Une ville inadaptée à l’urgence climatique

« Avant la guerre, beaucoup d’immeubles étaient vides, sans lumière et sans vie », décrit Natia Apkhazava, du Civil Society Institute, organisme de lutte contre les inégalités. Une conséquence de l’évolution rapide mais chaotique de la ville. « À l’époque, le gouvernement ne s’intéressait pas à la façon dont les immeubles allaient vraiment bénéficier aux habitants de Batoumi sur le long-terme, déplore Natia Apkhazava. L’objectif était de construire, pas d’améliorer la ville. » Au détriment des enjeux écologiques. « Cette urbanisation rapide a détruit la nature et l’environnement. Elle a aussi empiré la pollution de l’air », tempête Shota Gujabidze. L’écologiste est membre de l’association Society Batom, opposée à la transformation dérégulée de Batoumi. 

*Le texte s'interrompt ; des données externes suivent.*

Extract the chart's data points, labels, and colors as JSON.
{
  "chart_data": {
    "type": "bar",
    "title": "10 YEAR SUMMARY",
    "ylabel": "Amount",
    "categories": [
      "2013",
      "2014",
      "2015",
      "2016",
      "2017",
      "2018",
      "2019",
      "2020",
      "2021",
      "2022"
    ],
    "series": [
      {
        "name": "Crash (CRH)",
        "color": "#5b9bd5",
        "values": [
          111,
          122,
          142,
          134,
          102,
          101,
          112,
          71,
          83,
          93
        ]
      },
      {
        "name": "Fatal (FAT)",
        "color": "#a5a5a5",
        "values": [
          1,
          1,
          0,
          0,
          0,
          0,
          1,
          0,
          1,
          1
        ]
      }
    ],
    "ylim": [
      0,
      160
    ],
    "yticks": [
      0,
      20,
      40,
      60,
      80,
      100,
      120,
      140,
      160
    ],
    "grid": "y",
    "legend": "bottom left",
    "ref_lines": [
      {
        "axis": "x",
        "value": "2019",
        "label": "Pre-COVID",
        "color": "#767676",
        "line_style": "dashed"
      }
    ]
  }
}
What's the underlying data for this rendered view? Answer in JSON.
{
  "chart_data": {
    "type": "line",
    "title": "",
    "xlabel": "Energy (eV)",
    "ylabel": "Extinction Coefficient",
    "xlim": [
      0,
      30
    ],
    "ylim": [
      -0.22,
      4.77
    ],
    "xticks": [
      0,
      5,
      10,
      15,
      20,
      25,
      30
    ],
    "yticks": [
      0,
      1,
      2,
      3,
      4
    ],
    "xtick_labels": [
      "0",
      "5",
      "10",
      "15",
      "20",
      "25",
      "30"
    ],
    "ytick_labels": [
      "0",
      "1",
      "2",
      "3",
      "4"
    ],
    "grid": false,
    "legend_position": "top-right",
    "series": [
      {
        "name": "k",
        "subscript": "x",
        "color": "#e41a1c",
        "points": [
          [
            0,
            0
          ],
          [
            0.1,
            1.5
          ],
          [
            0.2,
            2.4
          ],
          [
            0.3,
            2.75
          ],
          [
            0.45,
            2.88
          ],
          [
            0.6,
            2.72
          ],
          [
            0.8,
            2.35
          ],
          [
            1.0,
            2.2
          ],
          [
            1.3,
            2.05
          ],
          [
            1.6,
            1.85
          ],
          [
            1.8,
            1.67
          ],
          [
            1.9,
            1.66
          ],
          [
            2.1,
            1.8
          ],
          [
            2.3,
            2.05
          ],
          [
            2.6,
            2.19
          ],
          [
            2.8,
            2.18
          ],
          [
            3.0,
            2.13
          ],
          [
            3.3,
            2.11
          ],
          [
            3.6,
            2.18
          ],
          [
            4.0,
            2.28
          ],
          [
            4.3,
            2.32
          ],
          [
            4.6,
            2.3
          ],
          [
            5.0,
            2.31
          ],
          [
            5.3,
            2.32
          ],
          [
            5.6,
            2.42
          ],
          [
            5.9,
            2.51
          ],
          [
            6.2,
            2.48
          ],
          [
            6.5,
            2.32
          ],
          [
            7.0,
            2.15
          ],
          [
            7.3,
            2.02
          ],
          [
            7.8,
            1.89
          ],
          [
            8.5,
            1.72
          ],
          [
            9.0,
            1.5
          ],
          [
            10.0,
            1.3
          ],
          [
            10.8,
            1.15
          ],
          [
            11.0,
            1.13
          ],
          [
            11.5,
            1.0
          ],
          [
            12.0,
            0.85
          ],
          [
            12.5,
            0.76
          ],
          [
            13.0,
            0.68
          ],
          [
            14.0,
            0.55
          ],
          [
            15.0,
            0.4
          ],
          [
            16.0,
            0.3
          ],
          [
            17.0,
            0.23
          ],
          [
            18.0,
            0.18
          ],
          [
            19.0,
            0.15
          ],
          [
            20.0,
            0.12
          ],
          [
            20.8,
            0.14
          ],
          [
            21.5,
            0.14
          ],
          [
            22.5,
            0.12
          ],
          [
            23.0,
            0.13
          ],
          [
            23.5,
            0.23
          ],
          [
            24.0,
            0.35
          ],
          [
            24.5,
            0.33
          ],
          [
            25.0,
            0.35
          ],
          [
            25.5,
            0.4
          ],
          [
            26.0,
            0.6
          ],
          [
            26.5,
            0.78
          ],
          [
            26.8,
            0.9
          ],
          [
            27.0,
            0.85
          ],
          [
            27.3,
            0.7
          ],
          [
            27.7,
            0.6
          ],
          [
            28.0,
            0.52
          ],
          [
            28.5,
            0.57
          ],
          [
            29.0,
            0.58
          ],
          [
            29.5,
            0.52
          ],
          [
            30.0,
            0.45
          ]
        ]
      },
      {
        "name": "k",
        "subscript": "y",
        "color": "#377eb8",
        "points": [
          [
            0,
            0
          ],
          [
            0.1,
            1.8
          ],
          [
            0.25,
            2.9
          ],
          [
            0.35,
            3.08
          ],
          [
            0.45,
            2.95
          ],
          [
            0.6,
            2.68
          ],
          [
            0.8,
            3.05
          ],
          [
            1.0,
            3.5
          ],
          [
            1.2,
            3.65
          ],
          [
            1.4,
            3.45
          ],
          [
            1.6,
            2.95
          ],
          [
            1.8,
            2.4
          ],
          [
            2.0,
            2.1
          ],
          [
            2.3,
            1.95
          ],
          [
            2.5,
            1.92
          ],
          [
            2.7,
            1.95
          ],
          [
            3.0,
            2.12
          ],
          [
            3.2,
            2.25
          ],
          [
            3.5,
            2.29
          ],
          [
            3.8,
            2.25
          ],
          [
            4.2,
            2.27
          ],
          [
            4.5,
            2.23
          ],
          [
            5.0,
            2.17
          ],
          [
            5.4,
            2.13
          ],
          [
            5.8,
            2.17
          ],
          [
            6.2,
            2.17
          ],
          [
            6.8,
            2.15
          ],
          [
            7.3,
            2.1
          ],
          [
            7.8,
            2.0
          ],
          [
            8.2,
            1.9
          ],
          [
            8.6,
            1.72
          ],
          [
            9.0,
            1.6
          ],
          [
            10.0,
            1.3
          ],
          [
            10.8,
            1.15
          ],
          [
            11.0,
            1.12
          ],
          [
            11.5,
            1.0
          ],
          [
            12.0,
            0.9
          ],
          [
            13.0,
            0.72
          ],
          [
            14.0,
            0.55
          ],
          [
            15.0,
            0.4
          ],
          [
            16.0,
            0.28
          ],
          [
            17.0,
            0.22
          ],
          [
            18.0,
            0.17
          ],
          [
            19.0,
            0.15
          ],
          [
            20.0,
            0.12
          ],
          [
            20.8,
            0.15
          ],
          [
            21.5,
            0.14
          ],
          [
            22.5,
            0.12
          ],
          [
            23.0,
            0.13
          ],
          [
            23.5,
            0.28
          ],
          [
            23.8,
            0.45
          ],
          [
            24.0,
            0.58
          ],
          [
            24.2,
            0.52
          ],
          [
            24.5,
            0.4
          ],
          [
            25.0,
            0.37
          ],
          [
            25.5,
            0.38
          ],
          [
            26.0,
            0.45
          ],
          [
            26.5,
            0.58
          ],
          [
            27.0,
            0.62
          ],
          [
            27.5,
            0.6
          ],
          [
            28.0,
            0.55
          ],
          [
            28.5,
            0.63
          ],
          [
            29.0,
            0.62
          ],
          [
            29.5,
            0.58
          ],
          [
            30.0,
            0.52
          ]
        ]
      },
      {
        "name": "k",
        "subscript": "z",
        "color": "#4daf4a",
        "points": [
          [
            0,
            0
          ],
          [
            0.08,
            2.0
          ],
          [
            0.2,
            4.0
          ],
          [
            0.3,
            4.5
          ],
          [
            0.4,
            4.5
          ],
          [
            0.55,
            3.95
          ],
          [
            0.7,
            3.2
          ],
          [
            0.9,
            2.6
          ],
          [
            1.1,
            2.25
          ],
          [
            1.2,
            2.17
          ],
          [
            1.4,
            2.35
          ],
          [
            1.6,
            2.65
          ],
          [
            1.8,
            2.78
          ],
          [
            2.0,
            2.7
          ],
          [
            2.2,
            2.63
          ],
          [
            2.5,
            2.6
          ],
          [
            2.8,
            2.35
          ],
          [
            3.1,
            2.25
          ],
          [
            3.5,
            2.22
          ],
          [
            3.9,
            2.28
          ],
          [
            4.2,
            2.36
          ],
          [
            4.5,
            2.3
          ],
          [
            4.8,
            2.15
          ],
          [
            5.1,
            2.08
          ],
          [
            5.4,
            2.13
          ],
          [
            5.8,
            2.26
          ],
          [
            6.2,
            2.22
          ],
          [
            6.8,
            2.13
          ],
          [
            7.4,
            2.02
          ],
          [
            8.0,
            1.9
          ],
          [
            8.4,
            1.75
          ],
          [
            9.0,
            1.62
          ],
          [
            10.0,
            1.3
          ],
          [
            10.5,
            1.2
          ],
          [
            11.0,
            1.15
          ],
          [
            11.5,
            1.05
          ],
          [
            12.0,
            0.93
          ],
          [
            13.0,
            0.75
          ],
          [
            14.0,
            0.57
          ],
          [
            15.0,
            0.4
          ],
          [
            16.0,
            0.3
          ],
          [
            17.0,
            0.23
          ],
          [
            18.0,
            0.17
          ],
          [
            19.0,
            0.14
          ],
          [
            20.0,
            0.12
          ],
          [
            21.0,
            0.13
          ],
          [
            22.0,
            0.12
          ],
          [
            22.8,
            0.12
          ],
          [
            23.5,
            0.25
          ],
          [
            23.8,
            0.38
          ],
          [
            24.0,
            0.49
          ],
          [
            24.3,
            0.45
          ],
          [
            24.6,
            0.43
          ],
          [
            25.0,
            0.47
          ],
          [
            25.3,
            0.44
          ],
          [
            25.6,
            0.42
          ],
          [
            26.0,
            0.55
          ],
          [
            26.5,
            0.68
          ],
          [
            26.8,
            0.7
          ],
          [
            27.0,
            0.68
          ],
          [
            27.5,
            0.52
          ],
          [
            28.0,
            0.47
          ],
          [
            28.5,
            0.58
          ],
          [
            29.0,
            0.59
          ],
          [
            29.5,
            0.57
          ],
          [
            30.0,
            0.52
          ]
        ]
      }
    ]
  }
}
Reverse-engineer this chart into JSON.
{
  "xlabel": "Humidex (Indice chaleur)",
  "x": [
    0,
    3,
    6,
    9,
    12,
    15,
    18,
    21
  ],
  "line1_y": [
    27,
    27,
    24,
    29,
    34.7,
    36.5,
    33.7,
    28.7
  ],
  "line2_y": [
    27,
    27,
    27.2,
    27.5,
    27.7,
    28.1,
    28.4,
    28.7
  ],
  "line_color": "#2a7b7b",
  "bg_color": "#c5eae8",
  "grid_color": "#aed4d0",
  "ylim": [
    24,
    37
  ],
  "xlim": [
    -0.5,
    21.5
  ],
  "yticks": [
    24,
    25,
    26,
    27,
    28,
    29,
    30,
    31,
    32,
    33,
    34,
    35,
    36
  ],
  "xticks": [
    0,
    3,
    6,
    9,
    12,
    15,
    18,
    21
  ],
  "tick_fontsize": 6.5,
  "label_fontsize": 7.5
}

Cette urbanisation désordonnée a parfois laissé sur le carreau habitants et bâtiments. Ana a 90 ans et vit depuis plus de 70 ans à Batoumi. « Aujourd’hui, les prix sont plus hauts, et ma maison n’est pas aussi bien qu’avant. J’avais plus d’argent, un meilleur travail, je pouvais acheter tout ce que je voulais. Tout a augmenté », témoigne-t-elle, assise devant sa minuscule épicerie. S’il pouvait parler, le Magnolia Building tirerait sûrement les mêmes conclusions que la Géorgienne. Son histoire est aussi édifiante que son apparence. Une arcade blanche aux épaisses colonnes romaines précède une cour entourée de 900 appartements à la façade lépreuse et noire de moisissure. Sur les 13 étages, quatre ont été ajoutés illégalement, conduisant à la condamnation du promoteur immobilier. Ce dernier a ensuite fait faillite et laissé l’immeuble à l’abandon, en proie à une détérioration accélérée. Le bâtiment n’a que 12 ans mais il en paraît 100 et fait pâle figure par rapport au McDonald’s en forme de vaisseau futuriste qui lui fait face. Plusieurs appartements vides sont désormais des dépotoirs à l’odeur nauséabonde. L’endroit avait pourtant vocation à devenir un établissement haut de gamme avec piscine et service de chambre.